The Herald - The Herald Magazine

DUNEDIN CONSORT/JOHN BUTT

- KEITH BRUCE

Handel’s Samson Linn

It is 13 years since

Edinburgh-based Dunedin Consort put itself firmly on the internatio­nal periodperf­ormance map with the award-winning Linn-label recording of Messiah, as originally performed at its Dublin premiere. Here is Handel’s follow-up, the oratorio based on John Milton’s Samson Agonistes, adapted with great skill by his librettist Newburgh Hamilton, and presented, like Messiah, in Butt’s reconstruc­tion of its original form.

Although superficia­lly closer to opera than its predecesso­r, it has little dramatic action, and this version, spread over three discs, is almost three and a half hours long, with part one much extended compared with other versions. At least, it is spread over three discs in the hard-copy version; there is a parallel download-only recording that dispenses with the larger chorus, and boys’ choir, which Butt contends were likely not to have been singing at the initial London performanc­e, where the eight soloists combined as the chorus.
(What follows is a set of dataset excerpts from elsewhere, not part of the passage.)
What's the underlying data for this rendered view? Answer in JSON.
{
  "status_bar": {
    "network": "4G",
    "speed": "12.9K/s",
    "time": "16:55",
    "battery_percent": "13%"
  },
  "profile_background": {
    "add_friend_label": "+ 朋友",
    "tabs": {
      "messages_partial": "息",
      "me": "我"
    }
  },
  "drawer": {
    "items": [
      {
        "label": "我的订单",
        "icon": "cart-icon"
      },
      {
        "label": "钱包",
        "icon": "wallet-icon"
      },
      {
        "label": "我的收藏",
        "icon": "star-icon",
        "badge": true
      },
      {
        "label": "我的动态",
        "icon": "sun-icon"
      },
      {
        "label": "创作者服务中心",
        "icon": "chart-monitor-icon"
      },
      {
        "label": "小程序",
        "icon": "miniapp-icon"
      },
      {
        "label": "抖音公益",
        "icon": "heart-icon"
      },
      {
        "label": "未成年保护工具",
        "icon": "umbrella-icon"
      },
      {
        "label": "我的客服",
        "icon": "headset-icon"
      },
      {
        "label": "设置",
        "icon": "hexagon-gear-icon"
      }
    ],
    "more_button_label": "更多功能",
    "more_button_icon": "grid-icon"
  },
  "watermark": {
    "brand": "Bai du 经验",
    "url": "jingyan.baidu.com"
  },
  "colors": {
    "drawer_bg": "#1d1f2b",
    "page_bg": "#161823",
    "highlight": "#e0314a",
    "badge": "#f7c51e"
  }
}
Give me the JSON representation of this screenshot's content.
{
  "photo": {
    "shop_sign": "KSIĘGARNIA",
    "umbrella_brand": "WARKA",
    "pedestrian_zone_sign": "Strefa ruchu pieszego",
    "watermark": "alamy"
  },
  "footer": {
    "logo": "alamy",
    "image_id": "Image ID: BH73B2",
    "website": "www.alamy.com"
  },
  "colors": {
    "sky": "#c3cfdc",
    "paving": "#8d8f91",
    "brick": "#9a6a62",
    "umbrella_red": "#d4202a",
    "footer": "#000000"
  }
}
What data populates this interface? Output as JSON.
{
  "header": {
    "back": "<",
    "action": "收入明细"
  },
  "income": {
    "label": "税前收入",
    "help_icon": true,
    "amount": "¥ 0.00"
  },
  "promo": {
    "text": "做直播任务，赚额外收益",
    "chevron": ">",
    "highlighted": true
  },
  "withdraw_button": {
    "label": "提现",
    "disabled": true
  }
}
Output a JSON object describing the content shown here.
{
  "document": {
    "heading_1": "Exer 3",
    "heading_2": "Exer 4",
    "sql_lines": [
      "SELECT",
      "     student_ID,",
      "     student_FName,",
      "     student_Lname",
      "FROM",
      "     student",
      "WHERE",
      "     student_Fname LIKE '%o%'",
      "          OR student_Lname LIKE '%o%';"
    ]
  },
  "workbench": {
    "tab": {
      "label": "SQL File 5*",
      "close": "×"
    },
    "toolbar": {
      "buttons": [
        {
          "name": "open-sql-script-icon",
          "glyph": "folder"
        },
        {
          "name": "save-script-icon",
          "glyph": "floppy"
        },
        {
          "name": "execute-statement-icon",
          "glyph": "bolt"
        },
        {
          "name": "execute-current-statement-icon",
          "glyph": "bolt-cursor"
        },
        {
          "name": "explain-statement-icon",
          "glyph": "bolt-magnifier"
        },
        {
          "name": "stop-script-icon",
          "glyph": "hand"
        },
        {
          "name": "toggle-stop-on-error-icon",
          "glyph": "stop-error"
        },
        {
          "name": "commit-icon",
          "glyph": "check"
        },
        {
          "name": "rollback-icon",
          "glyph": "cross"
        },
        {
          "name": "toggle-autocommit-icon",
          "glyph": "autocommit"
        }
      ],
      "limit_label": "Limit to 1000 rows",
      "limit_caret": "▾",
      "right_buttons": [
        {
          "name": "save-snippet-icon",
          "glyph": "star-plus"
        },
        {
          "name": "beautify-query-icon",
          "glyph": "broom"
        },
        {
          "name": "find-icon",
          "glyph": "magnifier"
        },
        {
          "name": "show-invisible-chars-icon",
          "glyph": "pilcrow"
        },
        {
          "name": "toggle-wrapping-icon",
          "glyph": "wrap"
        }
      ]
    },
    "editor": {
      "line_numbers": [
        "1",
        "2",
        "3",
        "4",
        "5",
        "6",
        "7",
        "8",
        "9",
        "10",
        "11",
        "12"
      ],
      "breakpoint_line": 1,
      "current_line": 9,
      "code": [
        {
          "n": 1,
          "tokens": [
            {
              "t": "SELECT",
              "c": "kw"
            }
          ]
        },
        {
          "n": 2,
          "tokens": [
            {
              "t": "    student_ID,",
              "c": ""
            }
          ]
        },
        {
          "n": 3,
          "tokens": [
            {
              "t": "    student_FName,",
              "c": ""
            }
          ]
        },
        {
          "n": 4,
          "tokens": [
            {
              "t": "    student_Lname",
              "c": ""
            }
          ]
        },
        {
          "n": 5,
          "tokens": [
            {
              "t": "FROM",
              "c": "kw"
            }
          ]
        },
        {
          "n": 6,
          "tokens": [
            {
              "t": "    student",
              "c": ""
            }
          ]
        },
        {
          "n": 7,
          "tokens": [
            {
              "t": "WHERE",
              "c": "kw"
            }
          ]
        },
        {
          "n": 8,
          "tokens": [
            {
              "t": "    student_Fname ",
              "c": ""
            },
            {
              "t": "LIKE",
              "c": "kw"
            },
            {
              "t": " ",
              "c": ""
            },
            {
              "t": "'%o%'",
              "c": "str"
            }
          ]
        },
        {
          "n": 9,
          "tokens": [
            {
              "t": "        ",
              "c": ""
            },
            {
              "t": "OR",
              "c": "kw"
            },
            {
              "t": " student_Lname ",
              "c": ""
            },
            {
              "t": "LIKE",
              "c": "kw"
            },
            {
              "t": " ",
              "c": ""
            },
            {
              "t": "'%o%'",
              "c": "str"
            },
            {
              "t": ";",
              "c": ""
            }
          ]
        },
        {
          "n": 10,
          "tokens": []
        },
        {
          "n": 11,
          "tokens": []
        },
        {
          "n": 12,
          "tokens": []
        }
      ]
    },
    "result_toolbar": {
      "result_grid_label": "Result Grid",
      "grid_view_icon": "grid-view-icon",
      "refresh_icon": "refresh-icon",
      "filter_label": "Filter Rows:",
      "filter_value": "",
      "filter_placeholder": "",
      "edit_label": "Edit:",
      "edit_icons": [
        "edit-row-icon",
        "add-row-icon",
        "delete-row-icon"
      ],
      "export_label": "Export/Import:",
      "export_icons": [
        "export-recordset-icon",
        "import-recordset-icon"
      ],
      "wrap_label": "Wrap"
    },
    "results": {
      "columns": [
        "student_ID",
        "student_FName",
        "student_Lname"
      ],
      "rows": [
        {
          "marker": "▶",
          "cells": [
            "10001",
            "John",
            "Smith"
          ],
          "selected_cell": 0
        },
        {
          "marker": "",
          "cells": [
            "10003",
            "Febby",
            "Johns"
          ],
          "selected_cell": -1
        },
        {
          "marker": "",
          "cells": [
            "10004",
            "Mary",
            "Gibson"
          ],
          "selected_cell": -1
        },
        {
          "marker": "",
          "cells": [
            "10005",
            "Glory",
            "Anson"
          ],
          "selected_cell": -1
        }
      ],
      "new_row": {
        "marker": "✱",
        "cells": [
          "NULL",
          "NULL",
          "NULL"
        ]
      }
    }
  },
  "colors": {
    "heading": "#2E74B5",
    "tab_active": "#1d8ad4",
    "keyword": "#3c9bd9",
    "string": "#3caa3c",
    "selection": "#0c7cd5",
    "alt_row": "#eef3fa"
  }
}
The soloists on the recording are not all those of the Edinburgh Festival performanc­e of 2018, which had Paul Appleby in the title tole, and Alice Coote in the pivotal mezzo role of Micah, but there can be no complaint about the performanc­es of Joshua Ellicott and Jess Dandy here, nor of any of the singing, solo and choral, with Sophie Bevan a seductive Dalila, bass Matthew Brook and tenor Hugo Hymas significan­tly present in every incarnatio­n of the project so far, and Fflur Wyn and Mary Bevan superb in the smaller soprano roles.

With the Consort’s best instrument­alists in place and Linn’s Philip Hobbs producing, this is an immaculate, and hugely important, recording. More prizes assuredly await.